FIG. 1 is a layout showing a configuration of an output buffer according to an embodiment of the present invention.

FIG. 2 is a cross-sectional view of an output-stage NMOS transistor in the same embodiment.

FIG. 3 is an equivalent circuit diagram of an output stage NMOS transistor of the output buffer of the embodiment.

FIG. 4 is a layout of an output-stage NMOS transistor showing a configuration of an output buffer in another embodiment.

FIG. 5 is an equivalent circuit diagram of an output-stage NMOS transistor of the output buffer of the embodiment.

FIG. 6 is a layout showing a configuration of an output buffer according to still another embodiment.

FIG. 7 is a circuit diagram showing a configuration of a conventional output buffer.

FIG. 8 is a circuit diagram showing an application example of a conventional output buffer.
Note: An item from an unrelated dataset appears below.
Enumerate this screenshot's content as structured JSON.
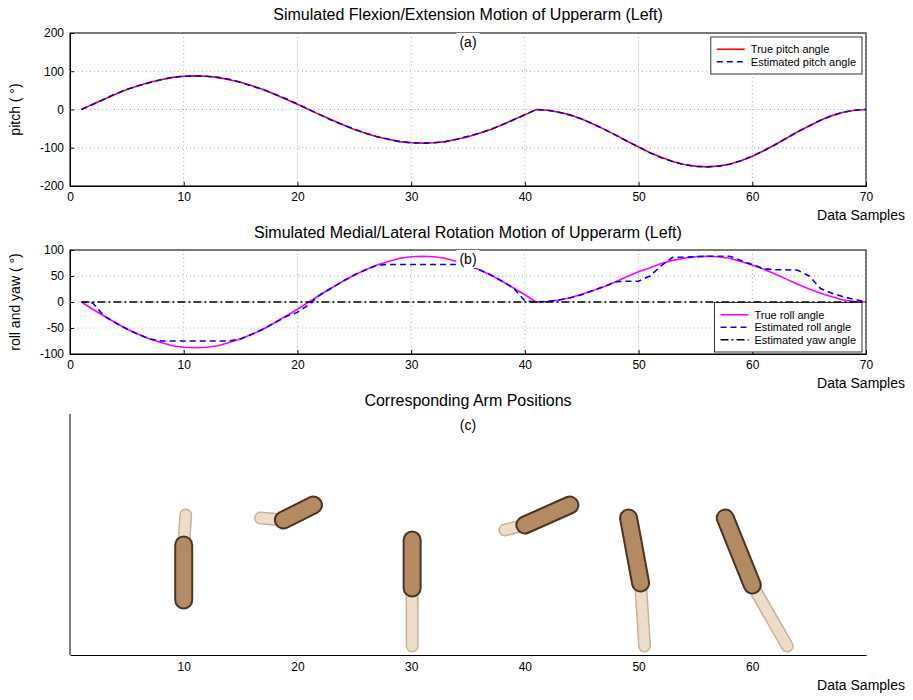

FIG. 9 is a diagram for explaining the occurrence of simultaneous switching noise.

[Explanation of symbols]

1: output stage NMOS transistor, 2: output stage PMOS
Transistors, 10: n-type silicon substrate, 11: p well, 12: gate oxide film, 13: gate electrode, 14: source, 15: drain, 51 to 53: output buffer. G
1 ... NAND gate, G2 ... NOR gate, IN ... input signal, L1, L2 ... gate electrode width, Q _N11 ~Q _N61, Q
_{P11 to} Q _P61 ... first element transistors, Q _{N12 to} Q _N
N62 , Q _{P12 to} Q _P62 ... second element transistors, R,
R1, R2 ... resistance.

──────────────────────────────────────────────────続 き Continuation of the front page (56) References JP-A-4-357712 (JP, A) JP-A-4-79371 (JP, A) JP-A-2-18823 (JP, A) JP-A-2- 203618 (JP, A) JP-A-3-204223 (JP, A) JP-A-4-180310 (JP, A) JP-A-4-165669 (JP, A) JP-A-5-206810 (JP, A) (58) Field surveyed (Int.Cl. ⁷ , DB name) H03K 17/00-17/70 H01L 27/04 H03K 19/00

Claims (4)

(57) [Claims] 1. A lead to a drain signal output terminal, the output buffer having a driver MOS transistor having a gate connected to the signal input terminal, said driver MOS transistor, that Do different driving capability
At least two factors transistors arranged side by side and is constructed by arranging at a position closer to the signal input end of the small first element transistor driving capability for large second element transistor driving capability, the first , The second element transistor is in one active layer
A gate electrode is formed continuously, and the source and drain are
Each of which is formed in a shared manner,
The gate electrode width of the elementary transistor is the second element transistor
Signal delay at the gate electrode
Drives the first and second element transistors in this order.
An output buffer characterized in that the output buffer is adapted to be used . 2. The output buffer according to claim 1, wherein a gate electrode width is changed stepwise between the first and second element transistors. 3. The output buffer according to claim 1, wherein a gate electrode width is gradually changed between said first and second element transistors. 4. The driver MOS transistor according to claim 1, wherein a plurality of said first and second element transistors are arranged in an active layer with an interdigital gate electrode structure. The output buffer according to claim 1.